# Criterion boring head instructions



## Aaron_W (Jan 3, 2018)

I just received a Criterion S 1 1/2A boring head. It is used and came without instructions. It doesn't look to complicated, but I thought I'd ask rather than guess.

All "controls" are shown in the included photo.

Obviously the set screw near the tip is for holding a boring bar in place. 

I assume the three set screws inline hold the head when tight, movement seems to be controlled by the dial moved by fingers? There doesn't seem to be a hex socket in there.

Is there a proper order to tighten / loosen the three hold down screws?


Any other info I should know before use? I still need to get a set of boring bars and make an adaptor to fit it to the mill's spindle so use is not imminent.


----------



## Ed ke6bnl (Jan 3, 2018)

Pretty sure my dial has a hex in the center


----------



## Aaron_W (Jan 3, 2018)

I just got it today so haven't cleaned it up yet. It is possible that there is some crud hiding the hex socket. There is a hole in the center of the dial so makes sense that there is a socket down there somewhere.


----------



## benmychree (Jan 3, 2018)

The three hex screws should be tightened up just snug, so there is no slop in the dovetail; perhaps the center one could be used to lock the slide during a heavy cut.


----------



## EmilioG (Jan 3, 2018)

They're all SHCS. I own two Criterions.  I always take them apart, clean them with Purple Power and lubricate them.
Super Lube Synthetic grease is very good.  I also replaced any worn SHCS and bearing balls. There should be one BB at the end
of each SHCS's.  Make sure they're present.


----------



## mikey (Jan 4, 2018)

Please see the attached pdf for how to adjust gib screws.
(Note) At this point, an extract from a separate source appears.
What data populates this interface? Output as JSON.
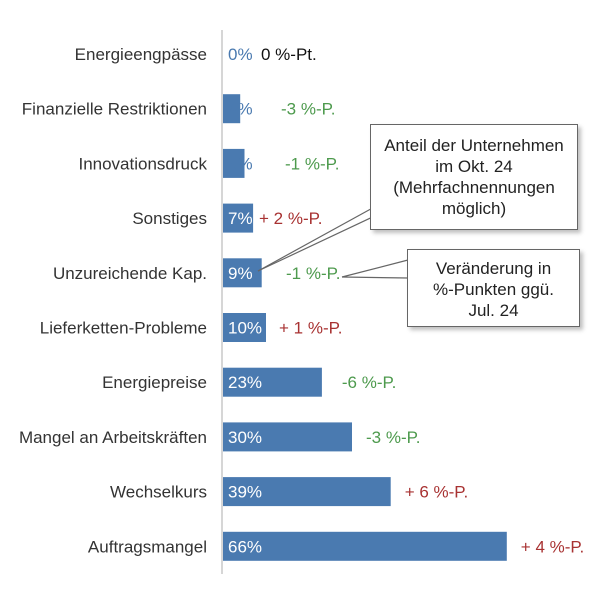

Benmychree is right.


----------



## Aaron_W (Jan 4, 2018)

Perfect, thank you. 

Looks like it will be straight forward to take apart and clean up, but always nice to know what one is getting into before a spring launches across the room and into the clutches of the carpet monster.


----------



## benmychree (Jan 4, 2018)

Aaron_W said:


> Perfect, thank you.
> 
> Looks like it will be straight forward to take apart and clean up, but always nice to know what one is getting into before a spring launches across the room and into the clutches of the carpet monster.


These boring heads are about as simple as simple gets, a good thing!  I have a couple that are just the opposite, a Chandler Duplex, which faces and recesses, and "Precision Universal" boring head that does the same things with a more limited travel, but is adjustable for size while rotating; It has nearly a billion tiny ball bearings inside that go in all directions when disassembled.


----------